If you want raw cuda primitives (not generally recommendended and hard to do right) - you can take a look at our javacpp based (we also maintain this) cuda bindings: https://github.com/bytedeco/javacpp-presets/tree/master/cuda

Unlike jcuda (which people typically recommend despite not being updated as often) we actually depend on this for the nd4j and deeplearning4j projects.

These cuda bindings are meant to be a 1 to 1 mapping to the cuda api as well. Hope this helps!

If you want a fairly small and minimalistic look at the underlying c code which uses cuda take a look at: https://github.com/deeplearning4j/libnd4j

All of this is published on maven central for you and runs on linux, windows and even mac. It's also the same api.
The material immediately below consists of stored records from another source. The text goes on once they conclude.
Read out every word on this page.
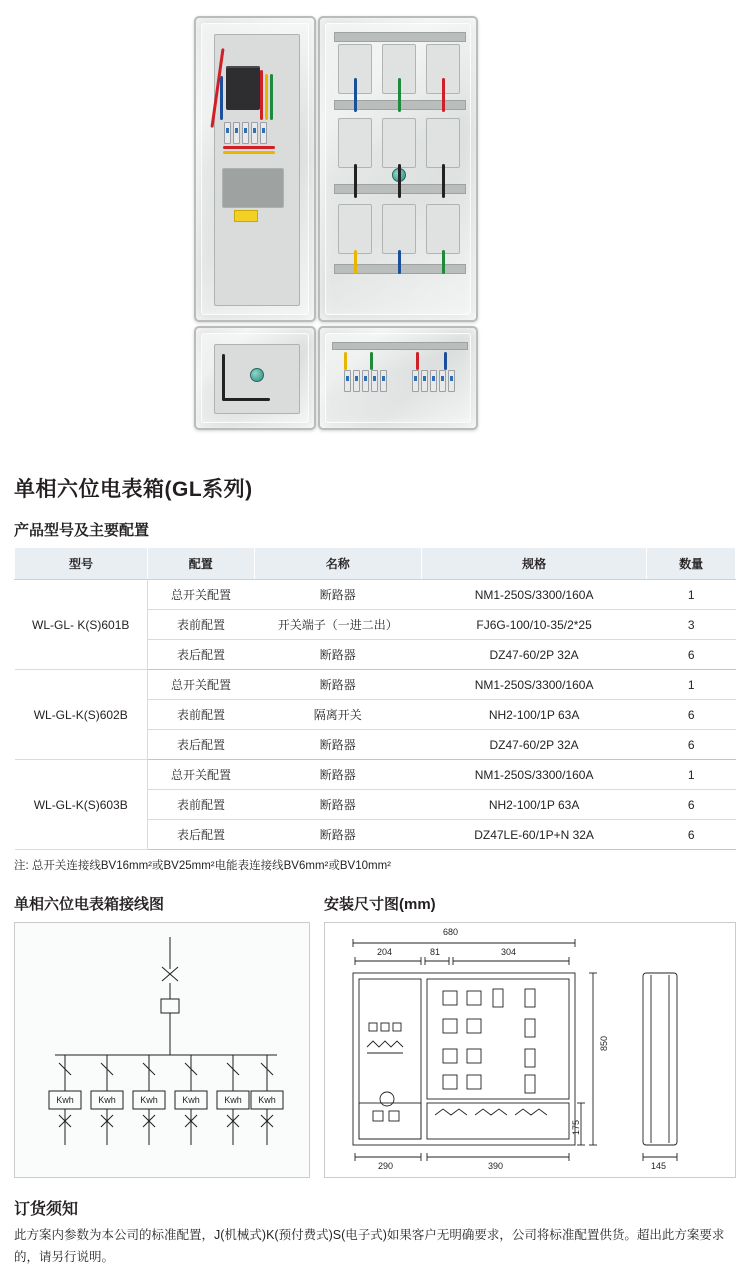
单相六位电表箱(GL系列)
产品型号及主要配置
型号	配置	名称	规格	数量
WL-GL- K(S)601B	总开关配置	断路器	NM1-250S/3300/160A	1
	表前配置	开关端子（一进二出）	FJ6G-100/10-35/2*25	3
	表后配置	断路器	DZ47-60/2P 32A	6
WL-GL-K(S)602B	总开关配置	断路器	NM1-250S/3300/160A	1
	表前配置	隔离开关	NH2-100/1P 63A	6
	表后配置	断路器	DZ47-60/2P 32A	6
WL-GL-K(S)603B	总开关配置	断路器	NM1-250S/3300/160A	1
	表前配置	断路器	NH2-100/1P 63A	6
	表后配置	断路器	DZ47LE-60/1P+N 32A	6

注: 总开关连接线BV16mm²或BV25mm²电能表连接线BV6mm²或BV10mm²

单相六位电表箱接线图
Kwh	Kwh	Kwh	Kwh	Kwh	Kwh
安装尺寸图(mm)
680
204	81	304
850
175
290	390	145
订货须知

此方案内参数为本公司的标准配置，J(机械式)K(预付费式)S(电子式)如果客户无明确要求，公司将标准配置供货。超出此方案要求的，请另行说明。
All you do is switch the backend.

splittingTimes · on Jan 31, 2018

Thats great, thanks.

limaoscarjuliet · on Jan 26, 2018

In Polish, "cuda" means "miracles". Always cracks me up!

programmer_dude · on Jan 27, 2018

In Hindi it means garbage (not trying to be a jerk here, this is what it means).

calebm · on Jan 26, 2018

I'd love something like this with Python and ctypes.

deepnotderp · on Jan 26, 2018

PyCUDA is more of a wrapper type, performance won't be good compared to native cuda.

quantumhobbit · on Jan 26, 2018

There are pyopencl and pycuda. Not sure what the best tutorials would be though.

kalefranz · on Jan 27, 2018

Google around a bit for “numba gpu”

dragonwriter · on Jan 26, 2018

Okay, so it's easier then directly using the the CUDA, etc., C toolchains, perhaps, but why not compare to Python + Numba, which has been available with GPU support for quite a while, and likewise avoids direct exposure to the underlying C toolchains, provides interactive compilation, can be used with a nice REPL (or, Jupyter Notebook), etc.?

metalock · on Jan 26, 2018

The author wrote the tutorial as he pleased. Nobody stops you from submitting a better link.